The chapter where she has the jewelry box also took years off my life in the best way possible. I genuinely spent so much time on that chapter, pulling every single thread and like every line from all the way back in Powerless. And I was putting them into Fearless and trying to line everything up. But it was so satisfying when I finished it, and you could sort of see Paedyn’s thought pattern: He said this about the roses. And then he said I look like my mother. Just all the pieces falling into place. I have a love-hate relationship with it, it was so fun, but very stressful.
Paste: You saying that made me think of how interesting it was to see, in the King’s POV chapters, the reverse of scenes we’d watched with Paedyn in Powerless. It was very cool.

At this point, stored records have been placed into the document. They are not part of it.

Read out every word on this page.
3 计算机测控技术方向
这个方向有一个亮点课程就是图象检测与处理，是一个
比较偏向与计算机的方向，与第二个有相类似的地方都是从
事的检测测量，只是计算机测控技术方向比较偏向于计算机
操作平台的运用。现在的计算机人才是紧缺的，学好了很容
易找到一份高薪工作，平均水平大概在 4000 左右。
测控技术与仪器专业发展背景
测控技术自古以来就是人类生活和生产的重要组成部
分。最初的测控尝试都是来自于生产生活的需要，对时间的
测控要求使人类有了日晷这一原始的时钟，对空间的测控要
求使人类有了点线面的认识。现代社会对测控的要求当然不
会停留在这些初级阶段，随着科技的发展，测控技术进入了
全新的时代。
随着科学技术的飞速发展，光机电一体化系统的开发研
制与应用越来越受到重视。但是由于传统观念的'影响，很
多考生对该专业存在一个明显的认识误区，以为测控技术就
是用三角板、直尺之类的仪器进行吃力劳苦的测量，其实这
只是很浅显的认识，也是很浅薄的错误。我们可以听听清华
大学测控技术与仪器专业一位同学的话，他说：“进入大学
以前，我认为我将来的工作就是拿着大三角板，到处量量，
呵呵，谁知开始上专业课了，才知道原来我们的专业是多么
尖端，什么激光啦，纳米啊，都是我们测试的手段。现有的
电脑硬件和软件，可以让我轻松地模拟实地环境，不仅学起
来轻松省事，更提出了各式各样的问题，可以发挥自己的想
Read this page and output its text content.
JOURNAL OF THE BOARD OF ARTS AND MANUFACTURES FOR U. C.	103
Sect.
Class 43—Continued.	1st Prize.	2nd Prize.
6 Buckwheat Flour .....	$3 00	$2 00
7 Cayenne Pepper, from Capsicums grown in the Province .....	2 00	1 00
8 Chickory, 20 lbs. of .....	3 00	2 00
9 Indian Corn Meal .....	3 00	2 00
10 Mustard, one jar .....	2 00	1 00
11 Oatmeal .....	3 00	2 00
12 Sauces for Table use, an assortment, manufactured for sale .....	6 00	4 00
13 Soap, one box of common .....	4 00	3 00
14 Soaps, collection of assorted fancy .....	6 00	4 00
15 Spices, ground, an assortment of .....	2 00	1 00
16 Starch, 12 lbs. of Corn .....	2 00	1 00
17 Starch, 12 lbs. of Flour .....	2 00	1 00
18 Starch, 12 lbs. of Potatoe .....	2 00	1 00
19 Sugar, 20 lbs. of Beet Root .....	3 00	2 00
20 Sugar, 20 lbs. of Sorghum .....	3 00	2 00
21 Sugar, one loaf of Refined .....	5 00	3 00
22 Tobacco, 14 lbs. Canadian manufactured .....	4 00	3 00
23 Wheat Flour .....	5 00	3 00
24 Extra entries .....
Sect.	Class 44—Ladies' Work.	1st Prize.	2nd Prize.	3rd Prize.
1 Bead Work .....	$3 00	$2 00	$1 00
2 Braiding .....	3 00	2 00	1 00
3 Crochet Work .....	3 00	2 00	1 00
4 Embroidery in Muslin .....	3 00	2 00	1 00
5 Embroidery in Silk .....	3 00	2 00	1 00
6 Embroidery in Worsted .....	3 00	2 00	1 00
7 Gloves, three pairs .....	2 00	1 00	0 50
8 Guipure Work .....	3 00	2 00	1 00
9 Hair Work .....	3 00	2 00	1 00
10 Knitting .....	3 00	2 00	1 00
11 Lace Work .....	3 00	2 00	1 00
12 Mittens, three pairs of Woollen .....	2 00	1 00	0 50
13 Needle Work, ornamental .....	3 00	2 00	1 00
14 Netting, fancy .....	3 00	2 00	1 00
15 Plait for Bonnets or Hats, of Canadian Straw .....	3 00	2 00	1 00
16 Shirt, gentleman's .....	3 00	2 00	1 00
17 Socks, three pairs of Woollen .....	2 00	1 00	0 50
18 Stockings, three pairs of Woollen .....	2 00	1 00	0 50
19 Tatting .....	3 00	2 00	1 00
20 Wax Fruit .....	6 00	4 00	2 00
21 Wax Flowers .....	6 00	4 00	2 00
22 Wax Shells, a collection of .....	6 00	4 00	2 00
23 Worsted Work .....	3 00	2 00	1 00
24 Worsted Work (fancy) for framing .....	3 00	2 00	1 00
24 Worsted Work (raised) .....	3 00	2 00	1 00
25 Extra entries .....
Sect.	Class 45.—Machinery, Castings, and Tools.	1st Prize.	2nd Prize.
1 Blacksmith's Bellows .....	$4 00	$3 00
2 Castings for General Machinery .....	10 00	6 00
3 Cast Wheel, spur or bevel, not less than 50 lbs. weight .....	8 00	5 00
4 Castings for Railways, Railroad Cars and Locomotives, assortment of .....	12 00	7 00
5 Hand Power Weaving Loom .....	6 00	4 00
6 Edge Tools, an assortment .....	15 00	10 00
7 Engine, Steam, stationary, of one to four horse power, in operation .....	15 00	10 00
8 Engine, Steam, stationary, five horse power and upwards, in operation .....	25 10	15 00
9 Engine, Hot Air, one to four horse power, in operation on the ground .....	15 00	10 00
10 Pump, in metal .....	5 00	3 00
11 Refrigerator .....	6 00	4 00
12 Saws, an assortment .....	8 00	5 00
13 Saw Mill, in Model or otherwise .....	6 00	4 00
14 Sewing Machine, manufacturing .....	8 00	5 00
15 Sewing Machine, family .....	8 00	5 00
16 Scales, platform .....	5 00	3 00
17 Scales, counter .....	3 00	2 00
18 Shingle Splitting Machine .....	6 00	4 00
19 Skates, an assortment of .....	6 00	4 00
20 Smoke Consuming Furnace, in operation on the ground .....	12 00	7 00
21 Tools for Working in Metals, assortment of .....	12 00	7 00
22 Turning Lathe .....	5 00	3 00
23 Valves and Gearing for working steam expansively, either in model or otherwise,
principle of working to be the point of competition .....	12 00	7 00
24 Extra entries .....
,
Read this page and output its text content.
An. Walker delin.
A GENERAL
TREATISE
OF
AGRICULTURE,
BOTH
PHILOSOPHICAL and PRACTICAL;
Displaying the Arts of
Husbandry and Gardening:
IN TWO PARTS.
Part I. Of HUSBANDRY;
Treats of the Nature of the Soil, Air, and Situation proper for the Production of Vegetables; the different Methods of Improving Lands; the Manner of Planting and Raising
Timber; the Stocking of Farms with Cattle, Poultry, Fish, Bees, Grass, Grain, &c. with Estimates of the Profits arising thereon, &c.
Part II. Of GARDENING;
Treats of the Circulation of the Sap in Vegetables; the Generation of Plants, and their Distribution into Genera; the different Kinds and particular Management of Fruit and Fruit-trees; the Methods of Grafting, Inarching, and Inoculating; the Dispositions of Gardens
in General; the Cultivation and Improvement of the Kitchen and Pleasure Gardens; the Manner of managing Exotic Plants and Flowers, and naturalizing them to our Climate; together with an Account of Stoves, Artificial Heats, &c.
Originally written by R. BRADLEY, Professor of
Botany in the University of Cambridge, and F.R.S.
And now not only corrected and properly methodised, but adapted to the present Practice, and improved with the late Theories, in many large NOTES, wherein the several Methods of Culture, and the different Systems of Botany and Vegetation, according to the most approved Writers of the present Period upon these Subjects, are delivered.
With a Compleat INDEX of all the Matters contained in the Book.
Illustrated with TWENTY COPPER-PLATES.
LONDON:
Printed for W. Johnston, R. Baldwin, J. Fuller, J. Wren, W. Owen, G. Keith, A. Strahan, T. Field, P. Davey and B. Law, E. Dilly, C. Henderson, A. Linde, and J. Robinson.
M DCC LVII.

Roberts: I really loved writing in the third person. This was the first book I’ve ever gotten to do that in, and I thoroughly enjoyed it. I feel like it’s a different style of writing, the way you’re able to expand in third person. It was also just really fun to be in the King’s head, and also Kitt’s in some of those chapters
Paste: What are you reading right now? This is my favorite question I always ask everybody.
Roberts: One of my favorite authors is Olivie Blake. I am so obsessed with her writing style. She’s got that great style of…it’s a fantastical world but very literary fiction type writing. Her Masters of Death is so good. I’m in the middle of it right now.
Paste: Oh, I’m reading her Gifted and Talented currently, which is basically what if Succession was also fantasy. You’ll love it.
Roberts: Oh my God, I need to read that! But really, I’m in the middle of five different books. The Ministry of Time is another one. It’s so fun and I’m thoroughly enjoying it. I’m also reading Vicious by V.E. Schwab, another incredible author. Both Olivie Blake and V.E. Schwab are just huge inspirations for me. I think they’re just masters of their craft. If I could be like half as good as them when I’m their age, I’ll be set.
Fearless is available now wherever books are sold.